O otimismo do empresariado brasileiro continua a registrar patamares muito baixos, atingindo  o índice de -13%, apenas um ponto percentual acima do apurado no trimestre anterior de acordo com a pesquisa Internacional Business Report (IBR), realizada no primeiro trimestre de 2016, pela Grant Thornton. O estudo mensura a expectativa do empresariado para os próximos 12 meses. No ranking de otimismo, o Brasil ocupa a 11° entre 36.  A nação mais pessimista é a Grécia, e a mais otimista, no topo da lista, é a Índia. 

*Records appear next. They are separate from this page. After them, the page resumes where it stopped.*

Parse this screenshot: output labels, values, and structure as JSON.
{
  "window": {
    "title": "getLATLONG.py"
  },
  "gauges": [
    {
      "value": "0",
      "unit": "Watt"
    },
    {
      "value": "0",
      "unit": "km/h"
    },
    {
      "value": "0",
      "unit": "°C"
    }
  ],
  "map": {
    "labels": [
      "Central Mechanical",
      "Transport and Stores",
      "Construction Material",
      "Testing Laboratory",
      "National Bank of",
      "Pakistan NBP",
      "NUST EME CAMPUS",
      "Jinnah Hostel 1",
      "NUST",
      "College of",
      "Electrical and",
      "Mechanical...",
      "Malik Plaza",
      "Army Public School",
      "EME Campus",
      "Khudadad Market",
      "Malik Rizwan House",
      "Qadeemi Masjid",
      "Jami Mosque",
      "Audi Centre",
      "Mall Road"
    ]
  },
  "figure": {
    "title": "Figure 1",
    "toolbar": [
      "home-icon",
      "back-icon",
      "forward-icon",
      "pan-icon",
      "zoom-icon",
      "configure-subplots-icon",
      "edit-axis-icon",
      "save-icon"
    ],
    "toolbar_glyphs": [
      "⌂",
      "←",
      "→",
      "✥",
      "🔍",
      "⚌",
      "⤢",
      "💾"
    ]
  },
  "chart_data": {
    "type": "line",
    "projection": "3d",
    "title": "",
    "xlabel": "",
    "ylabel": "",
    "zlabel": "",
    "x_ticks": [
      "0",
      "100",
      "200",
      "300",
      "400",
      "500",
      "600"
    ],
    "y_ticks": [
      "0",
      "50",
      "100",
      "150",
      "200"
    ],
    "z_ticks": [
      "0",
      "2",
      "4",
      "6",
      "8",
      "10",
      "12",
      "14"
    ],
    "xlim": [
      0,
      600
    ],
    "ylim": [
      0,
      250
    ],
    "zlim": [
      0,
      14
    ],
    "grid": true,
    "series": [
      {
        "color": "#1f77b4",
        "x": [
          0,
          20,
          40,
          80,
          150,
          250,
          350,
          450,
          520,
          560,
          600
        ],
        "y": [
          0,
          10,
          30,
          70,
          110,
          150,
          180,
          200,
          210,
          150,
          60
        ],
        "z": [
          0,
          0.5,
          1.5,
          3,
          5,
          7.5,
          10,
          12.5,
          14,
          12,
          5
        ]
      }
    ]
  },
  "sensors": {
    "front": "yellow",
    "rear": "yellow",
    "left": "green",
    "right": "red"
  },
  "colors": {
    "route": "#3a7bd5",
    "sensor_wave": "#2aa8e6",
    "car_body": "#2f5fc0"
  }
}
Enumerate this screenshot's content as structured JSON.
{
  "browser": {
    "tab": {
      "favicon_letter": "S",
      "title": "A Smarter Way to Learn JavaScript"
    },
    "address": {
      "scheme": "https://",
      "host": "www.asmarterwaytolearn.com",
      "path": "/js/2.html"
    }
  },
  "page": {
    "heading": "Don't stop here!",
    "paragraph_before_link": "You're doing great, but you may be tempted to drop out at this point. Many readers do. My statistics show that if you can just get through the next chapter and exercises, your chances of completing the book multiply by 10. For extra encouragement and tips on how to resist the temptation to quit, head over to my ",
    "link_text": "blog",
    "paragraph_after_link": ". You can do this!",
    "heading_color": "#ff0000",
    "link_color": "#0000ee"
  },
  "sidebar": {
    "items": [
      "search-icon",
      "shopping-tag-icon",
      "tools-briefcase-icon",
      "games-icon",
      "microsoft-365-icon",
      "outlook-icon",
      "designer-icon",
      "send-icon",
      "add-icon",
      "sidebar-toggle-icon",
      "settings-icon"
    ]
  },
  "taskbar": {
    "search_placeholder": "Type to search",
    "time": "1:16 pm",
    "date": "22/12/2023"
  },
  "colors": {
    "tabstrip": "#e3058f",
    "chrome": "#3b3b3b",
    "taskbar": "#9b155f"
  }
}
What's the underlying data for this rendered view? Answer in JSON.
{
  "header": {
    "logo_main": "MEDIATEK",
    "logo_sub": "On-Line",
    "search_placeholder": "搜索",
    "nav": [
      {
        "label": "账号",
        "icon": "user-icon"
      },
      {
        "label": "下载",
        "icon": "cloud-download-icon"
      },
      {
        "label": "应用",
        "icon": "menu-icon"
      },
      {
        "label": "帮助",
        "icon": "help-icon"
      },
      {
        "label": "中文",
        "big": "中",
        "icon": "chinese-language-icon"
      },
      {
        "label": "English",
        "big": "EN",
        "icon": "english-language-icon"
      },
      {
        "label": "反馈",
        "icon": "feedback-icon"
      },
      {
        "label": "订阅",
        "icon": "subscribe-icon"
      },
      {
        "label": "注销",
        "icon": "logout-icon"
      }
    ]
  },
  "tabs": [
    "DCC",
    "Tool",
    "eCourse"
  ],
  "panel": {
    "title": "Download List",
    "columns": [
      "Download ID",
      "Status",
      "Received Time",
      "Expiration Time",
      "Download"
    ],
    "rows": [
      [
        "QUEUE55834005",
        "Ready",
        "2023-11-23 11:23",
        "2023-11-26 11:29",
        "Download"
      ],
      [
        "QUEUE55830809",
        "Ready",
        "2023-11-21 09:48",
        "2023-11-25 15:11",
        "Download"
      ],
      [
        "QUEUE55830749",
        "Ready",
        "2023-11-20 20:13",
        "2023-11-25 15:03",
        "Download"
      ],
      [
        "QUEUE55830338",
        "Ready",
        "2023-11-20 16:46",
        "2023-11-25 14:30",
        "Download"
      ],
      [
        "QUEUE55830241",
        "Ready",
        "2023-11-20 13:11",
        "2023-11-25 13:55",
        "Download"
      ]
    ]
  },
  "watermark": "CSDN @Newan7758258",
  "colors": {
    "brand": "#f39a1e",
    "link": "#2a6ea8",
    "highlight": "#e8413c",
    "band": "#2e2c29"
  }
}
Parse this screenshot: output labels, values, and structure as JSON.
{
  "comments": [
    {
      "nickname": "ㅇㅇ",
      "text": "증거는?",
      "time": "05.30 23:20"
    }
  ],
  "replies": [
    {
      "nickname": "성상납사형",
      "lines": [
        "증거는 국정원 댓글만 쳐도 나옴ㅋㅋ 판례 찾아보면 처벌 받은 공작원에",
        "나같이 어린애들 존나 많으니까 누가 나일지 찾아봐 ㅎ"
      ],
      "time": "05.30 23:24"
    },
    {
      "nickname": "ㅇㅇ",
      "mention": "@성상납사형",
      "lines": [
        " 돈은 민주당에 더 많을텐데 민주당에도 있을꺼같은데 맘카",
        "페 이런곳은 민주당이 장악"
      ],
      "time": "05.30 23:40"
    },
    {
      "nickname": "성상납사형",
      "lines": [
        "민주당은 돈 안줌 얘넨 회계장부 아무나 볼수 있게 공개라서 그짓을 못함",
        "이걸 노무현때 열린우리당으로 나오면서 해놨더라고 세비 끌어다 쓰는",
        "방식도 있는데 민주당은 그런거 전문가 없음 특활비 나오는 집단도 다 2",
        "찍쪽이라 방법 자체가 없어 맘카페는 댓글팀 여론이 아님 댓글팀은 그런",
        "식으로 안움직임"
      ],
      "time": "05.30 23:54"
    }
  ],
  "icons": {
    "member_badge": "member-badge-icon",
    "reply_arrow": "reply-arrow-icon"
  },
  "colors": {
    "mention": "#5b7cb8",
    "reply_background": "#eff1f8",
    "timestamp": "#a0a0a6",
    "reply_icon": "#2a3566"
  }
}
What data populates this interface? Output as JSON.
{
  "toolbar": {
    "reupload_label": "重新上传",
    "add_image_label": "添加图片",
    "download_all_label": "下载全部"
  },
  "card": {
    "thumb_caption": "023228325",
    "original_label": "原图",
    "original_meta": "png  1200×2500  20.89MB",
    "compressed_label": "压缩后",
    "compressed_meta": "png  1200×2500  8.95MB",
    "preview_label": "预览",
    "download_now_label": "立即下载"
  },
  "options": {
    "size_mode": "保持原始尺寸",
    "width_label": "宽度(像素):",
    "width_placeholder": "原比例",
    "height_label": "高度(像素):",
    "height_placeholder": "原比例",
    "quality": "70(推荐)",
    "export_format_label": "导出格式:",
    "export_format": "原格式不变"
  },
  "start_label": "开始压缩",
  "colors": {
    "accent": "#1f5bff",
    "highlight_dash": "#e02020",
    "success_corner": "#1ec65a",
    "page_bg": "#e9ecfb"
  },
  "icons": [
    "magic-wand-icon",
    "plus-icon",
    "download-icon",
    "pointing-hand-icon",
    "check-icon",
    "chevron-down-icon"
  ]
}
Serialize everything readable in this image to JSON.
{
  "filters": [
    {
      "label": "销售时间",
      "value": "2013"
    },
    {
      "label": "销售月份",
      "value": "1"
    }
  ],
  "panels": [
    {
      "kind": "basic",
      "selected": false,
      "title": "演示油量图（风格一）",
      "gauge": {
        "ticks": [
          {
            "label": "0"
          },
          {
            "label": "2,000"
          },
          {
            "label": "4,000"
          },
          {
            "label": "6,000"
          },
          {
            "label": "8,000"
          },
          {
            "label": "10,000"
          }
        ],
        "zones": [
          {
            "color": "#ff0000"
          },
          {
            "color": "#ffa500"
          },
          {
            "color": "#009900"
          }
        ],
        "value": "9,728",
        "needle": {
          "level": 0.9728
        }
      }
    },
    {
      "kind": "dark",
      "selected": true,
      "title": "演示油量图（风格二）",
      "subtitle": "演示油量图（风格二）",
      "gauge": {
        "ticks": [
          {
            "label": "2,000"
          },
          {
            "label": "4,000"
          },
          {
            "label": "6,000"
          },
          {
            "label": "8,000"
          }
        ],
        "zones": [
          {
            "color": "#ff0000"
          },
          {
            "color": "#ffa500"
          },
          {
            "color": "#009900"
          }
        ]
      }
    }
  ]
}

De acordo com a pesquisa, o Brasil é o terceiro país do ranking com mais empresários inseguros em relação à economia (70%), atrás apenas de Grécia e Botswana. 

“O cenário incerto, tanto na perspectiva política quanto na econômica, leva a estas expectativas. A possível resposta é um aumento dos investimentos estrangeiros em ativos no Brasil como também uma propensão maior das empresas em se estruturar internamente para gerenciar a expectativa menos otimista do desempenho da economia, em termos de melhoria dos processos para ganho de eficiência e controles custos e gestão do fluxo de caixa ”, avalia Daniel Maranhão, sócio líder de consultoria e auditoria da Grant Thornton no Brasil.

A expectativa de rentabilidade das empresas caiu consideravelmente em relação ao último trimestre, passando de 39% para 27%, registrando queda de-12pp tanto no trimestre quanto no ano.

Os empresários estão pessimistas também quanto à expectativa de encomendas: 45% deles esperam por redução na demanda nos próximos 12 meses, índice 6 pontos percentuais mais alto em relação ao último trimestre.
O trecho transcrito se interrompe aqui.